McMahon showed up for his postgame press conferences wearing first a multicolored headband with blinking lights on it and then a set of black sunglasses that were cross-hatched with white lines. Despite his casual attitude, though, he said the Super Bowl triumph left him surprisingly empty.

“It’s not the kind of feeling I thought we’d have after we won the Super Bowl,” he said. “You’re supposed to be on top of the world, but right now I feel like it’s just another ballgame.”

McMahon also was upset that while William Perry was able to add to his legend by running for another touchdown, Walter Payton’s first Super Bowl did not result in a score.

“I’m sorry we couldn’t get No. 34 in the end zone,” he said. “I don’t think we used Walter as much as we should have or could have today.
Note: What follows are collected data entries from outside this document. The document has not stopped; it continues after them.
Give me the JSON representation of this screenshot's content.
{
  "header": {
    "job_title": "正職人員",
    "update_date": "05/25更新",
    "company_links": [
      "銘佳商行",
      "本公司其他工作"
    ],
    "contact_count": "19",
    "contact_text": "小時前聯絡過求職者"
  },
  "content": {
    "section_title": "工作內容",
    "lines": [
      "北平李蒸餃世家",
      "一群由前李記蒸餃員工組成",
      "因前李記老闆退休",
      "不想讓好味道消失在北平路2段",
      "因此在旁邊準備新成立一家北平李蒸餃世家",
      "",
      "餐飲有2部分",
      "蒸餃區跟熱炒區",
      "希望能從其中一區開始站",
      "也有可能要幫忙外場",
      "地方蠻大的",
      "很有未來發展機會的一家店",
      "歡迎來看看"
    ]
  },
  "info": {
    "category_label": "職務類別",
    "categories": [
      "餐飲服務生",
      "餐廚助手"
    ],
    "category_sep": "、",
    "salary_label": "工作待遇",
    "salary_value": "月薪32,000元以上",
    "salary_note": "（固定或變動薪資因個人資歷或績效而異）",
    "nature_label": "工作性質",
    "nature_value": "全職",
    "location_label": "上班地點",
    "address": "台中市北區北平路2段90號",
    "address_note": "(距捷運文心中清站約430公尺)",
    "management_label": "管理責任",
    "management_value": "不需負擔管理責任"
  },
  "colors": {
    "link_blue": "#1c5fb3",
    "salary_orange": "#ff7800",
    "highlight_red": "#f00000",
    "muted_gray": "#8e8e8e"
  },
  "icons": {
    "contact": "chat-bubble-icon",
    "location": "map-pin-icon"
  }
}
To go 11 years and finally get in the Super Bowl and not score a touchdown, I know Walter’s not feeling too good right now.”

McMahon also took the blame for Payton’s first-quarter fumble that resulted in New England’s field goal.

“It was my fault,” he said. “I made the wrong call.”

He made the right call on his touchdown runs, though. Running an option from the 2-yard line in the second quarter, he took off to his left, saw a small opening and bulled into the end zone between two defenders. In the third period, he tumbled over the goal line on a quarterback sneak from the 1.

In the next few days, most of the fans will have made their way back home, where they will wait out the winter and in time get revved up for the promises, and perhaps the disappointments, of another sport and another season. But for this one afternoon, they had what they had wanted for so long. There will be time enough for worrying another day.